There is also the possibility of adding another item for global trade negotiations, and that is e-commerce. Here again the U.S. is a world leader. The WTO was created over two decades ago when digital commerce was not a major factor in world trade. Now it is. The rules of the international trading system should be updated to reflect this change. Protectionism tends to flourish where there are no rules to prevent that from happening. Countries are putting into place or considering restrictions on e-commerce, limiting cross-border data flows and forcing localization of servers. This is damaging to world economic growth and contrary to America’s commercial interests.

What is needed going forward?

First, the United States cannot afford to be side-lined by leaving its front bench of trade negotiators empty. The Senate needs to confirm Robert Lighthizer as U.S. Trade Representative and his Deputies have to be named and confirmed as well.

Second, there will be tests of U.S. trade leadership coming up very soon. In the coming months, President Trump will be attending his first economic summits. The G-7 summit takes place in Italy in May and the G20 Summit in Hamburg in July. It is the usual role of heads of state to provide encouragement for moving forward with negotiations to improve the world trading system. There will be costs for the U.S.economy and for world trade if President Trump approaches these meetings in a defensive crouch.
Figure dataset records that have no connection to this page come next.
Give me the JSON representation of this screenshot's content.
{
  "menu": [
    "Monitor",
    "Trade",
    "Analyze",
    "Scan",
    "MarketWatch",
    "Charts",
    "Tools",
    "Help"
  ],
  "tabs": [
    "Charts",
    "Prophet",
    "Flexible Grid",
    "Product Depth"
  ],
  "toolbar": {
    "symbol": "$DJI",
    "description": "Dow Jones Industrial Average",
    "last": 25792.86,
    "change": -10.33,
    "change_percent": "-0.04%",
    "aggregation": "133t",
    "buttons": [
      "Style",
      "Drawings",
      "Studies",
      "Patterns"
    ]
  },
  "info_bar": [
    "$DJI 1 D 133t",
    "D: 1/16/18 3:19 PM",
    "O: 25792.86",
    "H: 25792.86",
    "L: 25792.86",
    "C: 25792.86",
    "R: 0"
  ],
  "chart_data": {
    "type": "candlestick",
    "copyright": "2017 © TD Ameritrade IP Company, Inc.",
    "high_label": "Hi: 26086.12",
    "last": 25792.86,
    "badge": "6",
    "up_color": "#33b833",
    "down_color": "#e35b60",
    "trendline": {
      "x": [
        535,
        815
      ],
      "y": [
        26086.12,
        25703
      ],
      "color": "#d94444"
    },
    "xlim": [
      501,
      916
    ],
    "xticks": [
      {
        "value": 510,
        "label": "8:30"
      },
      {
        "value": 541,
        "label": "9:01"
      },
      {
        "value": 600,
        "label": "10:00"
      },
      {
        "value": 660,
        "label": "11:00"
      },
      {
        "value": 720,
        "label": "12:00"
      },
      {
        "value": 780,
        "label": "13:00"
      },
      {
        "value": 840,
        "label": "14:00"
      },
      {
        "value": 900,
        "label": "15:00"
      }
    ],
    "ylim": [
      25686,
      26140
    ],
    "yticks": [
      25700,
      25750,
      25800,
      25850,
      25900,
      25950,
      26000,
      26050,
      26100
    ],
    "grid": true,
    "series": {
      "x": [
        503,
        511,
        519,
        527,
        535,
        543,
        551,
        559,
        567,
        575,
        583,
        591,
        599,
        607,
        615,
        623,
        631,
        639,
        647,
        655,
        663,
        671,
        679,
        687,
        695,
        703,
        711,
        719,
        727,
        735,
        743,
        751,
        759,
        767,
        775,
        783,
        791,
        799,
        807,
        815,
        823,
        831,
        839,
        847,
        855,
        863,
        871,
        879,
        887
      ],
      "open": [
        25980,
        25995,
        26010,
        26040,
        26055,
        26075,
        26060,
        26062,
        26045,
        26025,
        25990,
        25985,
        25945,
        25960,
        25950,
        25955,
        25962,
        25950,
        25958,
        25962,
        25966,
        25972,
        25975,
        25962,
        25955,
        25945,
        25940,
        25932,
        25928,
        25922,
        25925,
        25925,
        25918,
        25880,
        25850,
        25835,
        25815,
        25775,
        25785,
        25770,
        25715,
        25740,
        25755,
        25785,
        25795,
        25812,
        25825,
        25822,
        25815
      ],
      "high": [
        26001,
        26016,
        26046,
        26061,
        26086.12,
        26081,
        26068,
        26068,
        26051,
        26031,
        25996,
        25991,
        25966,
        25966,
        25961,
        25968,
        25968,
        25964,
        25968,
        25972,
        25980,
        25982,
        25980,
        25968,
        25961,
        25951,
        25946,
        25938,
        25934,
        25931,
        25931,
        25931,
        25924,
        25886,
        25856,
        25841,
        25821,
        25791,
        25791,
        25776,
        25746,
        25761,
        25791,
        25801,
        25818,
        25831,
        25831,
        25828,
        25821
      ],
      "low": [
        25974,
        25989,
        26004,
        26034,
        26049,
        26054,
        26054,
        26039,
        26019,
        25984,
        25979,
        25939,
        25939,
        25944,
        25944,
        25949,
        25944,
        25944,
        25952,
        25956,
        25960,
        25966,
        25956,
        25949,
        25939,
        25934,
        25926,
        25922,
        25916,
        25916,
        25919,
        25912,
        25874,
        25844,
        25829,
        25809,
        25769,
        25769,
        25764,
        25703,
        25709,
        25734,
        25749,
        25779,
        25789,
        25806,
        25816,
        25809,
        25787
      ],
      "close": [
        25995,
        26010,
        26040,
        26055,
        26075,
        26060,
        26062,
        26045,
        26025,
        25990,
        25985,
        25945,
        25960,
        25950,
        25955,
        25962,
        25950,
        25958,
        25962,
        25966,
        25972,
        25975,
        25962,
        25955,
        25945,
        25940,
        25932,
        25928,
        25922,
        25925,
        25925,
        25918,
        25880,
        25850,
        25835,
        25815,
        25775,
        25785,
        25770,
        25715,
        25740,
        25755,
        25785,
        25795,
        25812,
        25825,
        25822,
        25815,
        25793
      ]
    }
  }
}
It can be argued that the regular blessing of theWTO’s agenda at summits became stale and formulaic, and had very little effect. There is only one thing worse than having that experience repeated, and that is to experiment with economic summits in which the U.S. blocks a consensus position against protectionism and in favor of renewed efforts to find common ground in the WTO to improve the rules-based international trading system.

Alan Wolff is a senior counsel at Dentons LLP and is chairman of the National Foreign Trade Council (NFTC). He served as a senior U.S. trade negotiator in Republican and Democratic administrations.